Häufig handelt es sich um kleine hölzerne Buden mit überdimensionierten Reklameschildern und eng geschnittenem Verkaufsfenster, aus dem der Verkäufer späht. Blickt man durch das Verkaufsfenster nimmt man im Halbdunkel die oft säuberlich gestapelte Ware wahr. Verkauft werden Dinge des täglichen Bedarfs: Reis, Salz, Zucker, Konserven, kalorienreiche Süßigkeiten, Reinigungsmittel, Batterien, Shampoo oder Bohnerwachs. Softdrinks und sicherlich auch Bier und Gin gehören zu den Hauptumsatzträgern. Dass Kosmetika höhere Gewinne abwerfen und deshalb besonders exponiert werden, gehört mittlerweile zur Verkaufsstrategie auch der kleinsten Händler. Obst und Gemüse können hinzukommen, insbesondere wenn sich in der Nähe kein „Wet Market“ mit Frischprodukten befindet. Nicht wenige Kunden kaufen zur Verwunderung des westlichen Beobachters auch einzelne Zigaretten. Sandalen können als „Aktionsware“ im Sonderangebot sein. Manchmal ist auch das Warenangebot vordergründig ausgedünnt, um die Besteuerung durch offizielle und inoffizielle Autoritäten zu mindern. Insgesamt hat man jedoch – zumindest in den kleinen Dörfern – den Eindruck, dass die Diversifikation der Verkaufsprodukte sich bei weitgehend identischem Grundsortiment trotz starkem Konkurrenzdruck in Grenzen hält.

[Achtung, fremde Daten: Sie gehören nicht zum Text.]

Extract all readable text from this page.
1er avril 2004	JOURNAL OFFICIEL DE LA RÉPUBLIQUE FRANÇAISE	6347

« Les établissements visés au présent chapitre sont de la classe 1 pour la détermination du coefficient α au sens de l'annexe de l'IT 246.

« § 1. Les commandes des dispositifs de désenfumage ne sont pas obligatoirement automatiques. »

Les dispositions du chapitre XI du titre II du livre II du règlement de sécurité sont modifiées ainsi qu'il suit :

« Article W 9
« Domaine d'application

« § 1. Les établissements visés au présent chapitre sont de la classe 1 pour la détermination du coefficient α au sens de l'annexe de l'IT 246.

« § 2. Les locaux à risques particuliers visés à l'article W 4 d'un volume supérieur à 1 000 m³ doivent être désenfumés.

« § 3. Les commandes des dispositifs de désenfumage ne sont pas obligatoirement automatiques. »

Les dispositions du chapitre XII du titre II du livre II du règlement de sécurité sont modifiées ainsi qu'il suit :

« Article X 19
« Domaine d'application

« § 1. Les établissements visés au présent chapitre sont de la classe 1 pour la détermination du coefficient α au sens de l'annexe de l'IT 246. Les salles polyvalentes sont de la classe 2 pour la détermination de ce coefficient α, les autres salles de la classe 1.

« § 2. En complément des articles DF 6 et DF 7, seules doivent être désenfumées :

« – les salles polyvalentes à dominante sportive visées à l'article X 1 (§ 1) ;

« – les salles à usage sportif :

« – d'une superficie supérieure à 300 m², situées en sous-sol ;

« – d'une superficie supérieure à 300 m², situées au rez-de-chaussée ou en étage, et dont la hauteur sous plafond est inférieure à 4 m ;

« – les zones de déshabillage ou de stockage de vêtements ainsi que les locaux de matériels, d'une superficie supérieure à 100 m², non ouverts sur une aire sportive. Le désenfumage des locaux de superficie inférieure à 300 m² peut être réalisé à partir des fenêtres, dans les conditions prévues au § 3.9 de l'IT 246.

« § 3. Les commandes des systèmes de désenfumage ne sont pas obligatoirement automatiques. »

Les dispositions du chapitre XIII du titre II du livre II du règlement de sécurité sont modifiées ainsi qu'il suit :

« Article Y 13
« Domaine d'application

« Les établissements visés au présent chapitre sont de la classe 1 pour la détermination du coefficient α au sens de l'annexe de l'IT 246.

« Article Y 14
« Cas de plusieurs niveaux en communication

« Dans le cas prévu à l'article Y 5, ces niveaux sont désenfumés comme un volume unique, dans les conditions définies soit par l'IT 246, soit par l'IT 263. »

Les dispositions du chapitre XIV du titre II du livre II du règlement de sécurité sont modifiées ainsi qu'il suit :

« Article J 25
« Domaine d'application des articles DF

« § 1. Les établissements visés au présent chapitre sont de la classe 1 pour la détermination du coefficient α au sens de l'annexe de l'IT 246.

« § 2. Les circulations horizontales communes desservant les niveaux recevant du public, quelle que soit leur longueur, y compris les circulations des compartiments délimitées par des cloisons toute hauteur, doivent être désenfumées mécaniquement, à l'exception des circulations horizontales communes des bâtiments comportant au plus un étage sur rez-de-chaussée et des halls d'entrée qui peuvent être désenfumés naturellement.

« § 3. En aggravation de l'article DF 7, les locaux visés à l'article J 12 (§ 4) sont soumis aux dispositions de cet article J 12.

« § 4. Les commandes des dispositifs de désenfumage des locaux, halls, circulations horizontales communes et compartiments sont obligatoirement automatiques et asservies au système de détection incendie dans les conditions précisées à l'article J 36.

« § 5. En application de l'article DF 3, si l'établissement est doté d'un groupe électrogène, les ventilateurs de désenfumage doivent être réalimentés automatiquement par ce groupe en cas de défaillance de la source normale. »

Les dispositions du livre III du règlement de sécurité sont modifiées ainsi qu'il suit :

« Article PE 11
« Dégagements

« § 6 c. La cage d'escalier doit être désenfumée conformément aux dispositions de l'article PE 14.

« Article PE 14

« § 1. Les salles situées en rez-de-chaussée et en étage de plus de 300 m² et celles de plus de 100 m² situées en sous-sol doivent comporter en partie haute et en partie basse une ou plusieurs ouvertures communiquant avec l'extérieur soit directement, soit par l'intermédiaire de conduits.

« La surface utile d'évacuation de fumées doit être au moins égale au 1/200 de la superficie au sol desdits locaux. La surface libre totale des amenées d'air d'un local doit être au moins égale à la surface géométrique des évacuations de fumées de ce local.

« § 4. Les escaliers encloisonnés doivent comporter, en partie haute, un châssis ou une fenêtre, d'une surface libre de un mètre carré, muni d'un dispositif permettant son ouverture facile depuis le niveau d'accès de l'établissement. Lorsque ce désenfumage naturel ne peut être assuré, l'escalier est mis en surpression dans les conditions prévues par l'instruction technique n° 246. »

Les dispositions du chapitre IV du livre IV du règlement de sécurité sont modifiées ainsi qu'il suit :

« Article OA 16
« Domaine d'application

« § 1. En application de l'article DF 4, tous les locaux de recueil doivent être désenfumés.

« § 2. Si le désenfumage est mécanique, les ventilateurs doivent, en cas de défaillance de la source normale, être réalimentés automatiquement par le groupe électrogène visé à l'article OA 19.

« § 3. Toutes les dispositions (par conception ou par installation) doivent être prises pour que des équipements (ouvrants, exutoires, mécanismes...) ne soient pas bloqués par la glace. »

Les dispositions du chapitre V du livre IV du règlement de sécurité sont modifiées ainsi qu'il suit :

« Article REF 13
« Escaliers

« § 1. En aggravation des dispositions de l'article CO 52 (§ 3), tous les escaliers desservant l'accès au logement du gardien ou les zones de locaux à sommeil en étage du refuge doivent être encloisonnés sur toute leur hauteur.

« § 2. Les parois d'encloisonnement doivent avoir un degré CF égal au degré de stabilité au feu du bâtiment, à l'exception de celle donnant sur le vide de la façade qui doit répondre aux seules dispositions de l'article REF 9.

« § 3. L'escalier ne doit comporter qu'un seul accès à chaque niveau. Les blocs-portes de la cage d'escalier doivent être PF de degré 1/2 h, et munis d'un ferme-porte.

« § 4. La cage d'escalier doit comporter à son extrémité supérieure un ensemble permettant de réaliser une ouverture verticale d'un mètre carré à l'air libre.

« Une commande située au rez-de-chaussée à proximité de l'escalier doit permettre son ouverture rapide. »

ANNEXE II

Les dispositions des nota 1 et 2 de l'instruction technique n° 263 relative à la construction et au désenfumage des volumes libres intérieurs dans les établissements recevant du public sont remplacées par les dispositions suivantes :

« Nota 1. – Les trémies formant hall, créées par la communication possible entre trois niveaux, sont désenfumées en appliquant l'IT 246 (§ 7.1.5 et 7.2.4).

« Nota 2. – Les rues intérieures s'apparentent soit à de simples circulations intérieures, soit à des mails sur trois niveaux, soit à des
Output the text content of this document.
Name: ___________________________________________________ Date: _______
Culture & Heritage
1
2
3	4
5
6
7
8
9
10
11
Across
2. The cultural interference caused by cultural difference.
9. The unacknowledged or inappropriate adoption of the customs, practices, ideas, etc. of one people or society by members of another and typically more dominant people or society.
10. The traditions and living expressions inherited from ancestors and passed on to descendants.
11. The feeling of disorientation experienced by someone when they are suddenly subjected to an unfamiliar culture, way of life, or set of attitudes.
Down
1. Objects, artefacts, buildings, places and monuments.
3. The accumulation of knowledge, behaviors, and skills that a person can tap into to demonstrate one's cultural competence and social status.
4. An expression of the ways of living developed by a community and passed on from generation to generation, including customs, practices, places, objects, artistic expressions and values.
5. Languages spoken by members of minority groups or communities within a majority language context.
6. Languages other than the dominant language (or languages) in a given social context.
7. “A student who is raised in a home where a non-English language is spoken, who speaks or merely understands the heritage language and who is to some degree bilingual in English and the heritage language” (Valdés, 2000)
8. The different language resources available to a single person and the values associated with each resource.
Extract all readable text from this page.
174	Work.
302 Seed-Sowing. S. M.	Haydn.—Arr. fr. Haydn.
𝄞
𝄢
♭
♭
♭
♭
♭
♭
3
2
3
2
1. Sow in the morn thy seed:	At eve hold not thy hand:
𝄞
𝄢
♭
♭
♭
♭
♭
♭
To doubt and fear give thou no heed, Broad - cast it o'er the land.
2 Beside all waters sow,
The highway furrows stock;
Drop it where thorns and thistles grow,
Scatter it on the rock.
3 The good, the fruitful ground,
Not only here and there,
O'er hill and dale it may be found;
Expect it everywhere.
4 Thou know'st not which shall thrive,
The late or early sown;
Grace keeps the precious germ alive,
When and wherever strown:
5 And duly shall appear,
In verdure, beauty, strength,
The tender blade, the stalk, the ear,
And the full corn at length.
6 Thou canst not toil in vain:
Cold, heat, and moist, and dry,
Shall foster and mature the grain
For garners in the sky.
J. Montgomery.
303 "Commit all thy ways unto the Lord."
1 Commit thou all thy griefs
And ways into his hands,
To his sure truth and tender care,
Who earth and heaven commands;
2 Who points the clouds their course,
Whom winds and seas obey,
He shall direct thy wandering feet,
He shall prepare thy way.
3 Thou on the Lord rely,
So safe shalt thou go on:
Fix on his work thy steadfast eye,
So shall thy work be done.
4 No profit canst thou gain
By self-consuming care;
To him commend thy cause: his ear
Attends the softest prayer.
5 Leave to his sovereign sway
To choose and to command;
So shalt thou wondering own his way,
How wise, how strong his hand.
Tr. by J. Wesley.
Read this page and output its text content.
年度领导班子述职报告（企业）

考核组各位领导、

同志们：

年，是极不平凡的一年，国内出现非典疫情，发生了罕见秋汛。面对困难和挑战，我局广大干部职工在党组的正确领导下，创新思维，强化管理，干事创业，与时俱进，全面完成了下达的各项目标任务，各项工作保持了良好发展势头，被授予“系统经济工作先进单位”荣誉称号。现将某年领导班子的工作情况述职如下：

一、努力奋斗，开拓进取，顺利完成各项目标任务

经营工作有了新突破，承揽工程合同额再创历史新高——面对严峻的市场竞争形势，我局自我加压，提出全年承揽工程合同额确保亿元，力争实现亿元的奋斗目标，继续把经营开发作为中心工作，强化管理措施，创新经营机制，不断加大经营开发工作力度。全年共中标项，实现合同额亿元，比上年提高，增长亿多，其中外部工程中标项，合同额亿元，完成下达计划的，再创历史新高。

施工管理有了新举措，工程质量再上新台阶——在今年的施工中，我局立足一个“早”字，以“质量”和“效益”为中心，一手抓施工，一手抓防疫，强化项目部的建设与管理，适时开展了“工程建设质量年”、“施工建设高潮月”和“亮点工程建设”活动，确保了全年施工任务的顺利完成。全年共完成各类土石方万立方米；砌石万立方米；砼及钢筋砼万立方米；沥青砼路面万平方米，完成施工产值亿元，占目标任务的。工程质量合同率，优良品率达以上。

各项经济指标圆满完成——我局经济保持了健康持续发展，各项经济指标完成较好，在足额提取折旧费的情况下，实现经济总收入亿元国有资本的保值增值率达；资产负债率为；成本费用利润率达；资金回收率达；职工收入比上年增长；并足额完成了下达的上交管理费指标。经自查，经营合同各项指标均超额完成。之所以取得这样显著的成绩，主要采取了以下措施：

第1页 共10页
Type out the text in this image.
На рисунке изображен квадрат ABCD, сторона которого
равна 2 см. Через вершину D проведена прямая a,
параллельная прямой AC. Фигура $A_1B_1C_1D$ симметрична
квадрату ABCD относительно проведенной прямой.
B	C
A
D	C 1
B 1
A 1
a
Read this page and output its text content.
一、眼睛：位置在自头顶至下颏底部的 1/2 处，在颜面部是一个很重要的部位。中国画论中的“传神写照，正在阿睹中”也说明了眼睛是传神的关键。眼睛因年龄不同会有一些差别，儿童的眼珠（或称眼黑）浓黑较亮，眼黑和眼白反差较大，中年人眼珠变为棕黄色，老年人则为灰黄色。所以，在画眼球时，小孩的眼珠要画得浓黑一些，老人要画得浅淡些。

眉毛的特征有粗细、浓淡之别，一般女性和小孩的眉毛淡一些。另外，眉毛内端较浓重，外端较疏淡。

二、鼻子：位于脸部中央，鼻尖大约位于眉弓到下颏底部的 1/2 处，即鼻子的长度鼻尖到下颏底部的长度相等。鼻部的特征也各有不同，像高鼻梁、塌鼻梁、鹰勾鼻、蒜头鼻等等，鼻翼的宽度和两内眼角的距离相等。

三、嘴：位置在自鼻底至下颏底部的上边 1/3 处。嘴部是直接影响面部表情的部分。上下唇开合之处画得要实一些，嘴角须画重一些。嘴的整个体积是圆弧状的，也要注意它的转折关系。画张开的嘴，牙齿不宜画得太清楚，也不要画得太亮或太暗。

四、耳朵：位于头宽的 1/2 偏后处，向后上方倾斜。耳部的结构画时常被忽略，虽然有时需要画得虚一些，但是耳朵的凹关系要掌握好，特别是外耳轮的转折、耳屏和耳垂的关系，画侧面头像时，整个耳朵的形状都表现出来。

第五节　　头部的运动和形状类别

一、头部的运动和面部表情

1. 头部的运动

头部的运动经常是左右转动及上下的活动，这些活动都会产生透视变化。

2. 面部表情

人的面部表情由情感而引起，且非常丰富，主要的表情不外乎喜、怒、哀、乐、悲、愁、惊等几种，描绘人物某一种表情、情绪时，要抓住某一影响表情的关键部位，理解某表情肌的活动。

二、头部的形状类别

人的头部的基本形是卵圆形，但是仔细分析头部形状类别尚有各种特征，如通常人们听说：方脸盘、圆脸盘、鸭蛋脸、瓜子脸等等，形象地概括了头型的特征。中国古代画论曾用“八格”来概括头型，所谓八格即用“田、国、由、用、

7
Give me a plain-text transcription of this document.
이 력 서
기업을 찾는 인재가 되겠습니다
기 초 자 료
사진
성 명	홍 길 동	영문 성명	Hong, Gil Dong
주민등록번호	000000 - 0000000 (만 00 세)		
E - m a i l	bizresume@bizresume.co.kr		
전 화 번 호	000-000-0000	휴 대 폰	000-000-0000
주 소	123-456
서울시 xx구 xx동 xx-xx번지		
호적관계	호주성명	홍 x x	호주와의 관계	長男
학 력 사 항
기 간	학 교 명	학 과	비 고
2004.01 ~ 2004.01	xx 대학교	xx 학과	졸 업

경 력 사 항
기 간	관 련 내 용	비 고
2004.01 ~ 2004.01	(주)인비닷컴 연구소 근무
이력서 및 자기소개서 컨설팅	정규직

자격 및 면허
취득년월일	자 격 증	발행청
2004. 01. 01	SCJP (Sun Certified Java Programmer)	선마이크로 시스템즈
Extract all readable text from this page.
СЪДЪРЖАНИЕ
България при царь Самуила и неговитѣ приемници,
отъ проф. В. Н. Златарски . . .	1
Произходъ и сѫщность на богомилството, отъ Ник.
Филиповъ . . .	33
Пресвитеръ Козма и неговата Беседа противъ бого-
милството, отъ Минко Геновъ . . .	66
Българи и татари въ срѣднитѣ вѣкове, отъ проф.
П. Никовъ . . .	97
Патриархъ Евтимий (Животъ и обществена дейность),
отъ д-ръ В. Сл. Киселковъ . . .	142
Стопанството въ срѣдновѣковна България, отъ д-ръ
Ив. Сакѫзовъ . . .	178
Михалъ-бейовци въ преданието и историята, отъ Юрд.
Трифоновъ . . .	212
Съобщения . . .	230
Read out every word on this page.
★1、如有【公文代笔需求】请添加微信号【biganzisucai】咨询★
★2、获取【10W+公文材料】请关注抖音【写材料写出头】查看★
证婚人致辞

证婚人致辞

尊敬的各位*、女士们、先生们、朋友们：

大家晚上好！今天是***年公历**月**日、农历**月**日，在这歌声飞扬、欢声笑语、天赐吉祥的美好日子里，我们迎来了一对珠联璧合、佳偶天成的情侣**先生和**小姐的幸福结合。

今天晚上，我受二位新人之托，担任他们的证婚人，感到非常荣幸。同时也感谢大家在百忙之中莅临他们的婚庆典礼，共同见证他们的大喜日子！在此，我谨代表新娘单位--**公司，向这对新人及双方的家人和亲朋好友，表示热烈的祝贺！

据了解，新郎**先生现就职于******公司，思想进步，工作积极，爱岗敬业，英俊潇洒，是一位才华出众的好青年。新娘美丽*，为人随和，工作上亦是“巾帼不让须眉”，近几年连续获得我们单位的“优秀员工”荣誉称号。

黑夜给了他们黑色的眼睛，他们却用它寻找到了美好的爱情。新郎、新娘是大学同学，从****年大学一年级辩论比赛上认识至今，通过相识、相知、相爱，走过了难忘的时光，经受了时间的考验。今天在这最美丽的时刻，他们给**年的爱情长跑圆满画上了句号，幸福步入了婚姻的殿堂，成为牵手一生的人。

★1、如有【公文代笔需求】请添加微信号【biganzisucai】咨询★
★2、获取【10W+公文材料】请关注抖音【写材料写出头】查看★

Sari-Sari Shops haben eine wichtige soziale Funktion im Alltagsleben. Man tauscht Neuigkeiten und Klatsch aus, kommt auf einen Schwatz. Am Vormittag vielleicht eher Frauen und Kinder, die am Rock der Mutter Hängen und um Süßigkeiten quengeln. Später die Schüler, die sich für ihr kleines Taschengeld eine Cola oder ein Comic kaufen. Abends die Männer, die sich auf Behelfsbänken rauchend ihren Frust mit Bier oder Ginebra herunterspülen oder eine Zerstreuung suchen. Bei Geschäftsschluss wird der Laden in der Regel gut abgesichert, denn man weiß ja nie ......


Es handelt sich meistens um Familiengeschäfte, die bis spät in den Abend verkaufen. Eingekauft wird bei dem oft chinesischstämmigen „Whole-Saler“ (Großhändler) gegebenenfalls auch in den Supermärkten der Großstadt. Ein wichtiger Grundsatz beim Absatz ist: Aus groß mach klein – der Sack Zucker wird in viele, viele kleine Plastiktütchen aufgeteilt. Ein guter Teil der Tagesbeschäftigung des Verkäufers oder der Verkäuferin besteht deshalb im Umfüllen, Zählen und Wiegen der Ware. Diese Verkaufsstrategie erhöht den Gewinn des Händlers und ist - wunderbare Welt des Handels – kurzfristig für den Käufer billiger.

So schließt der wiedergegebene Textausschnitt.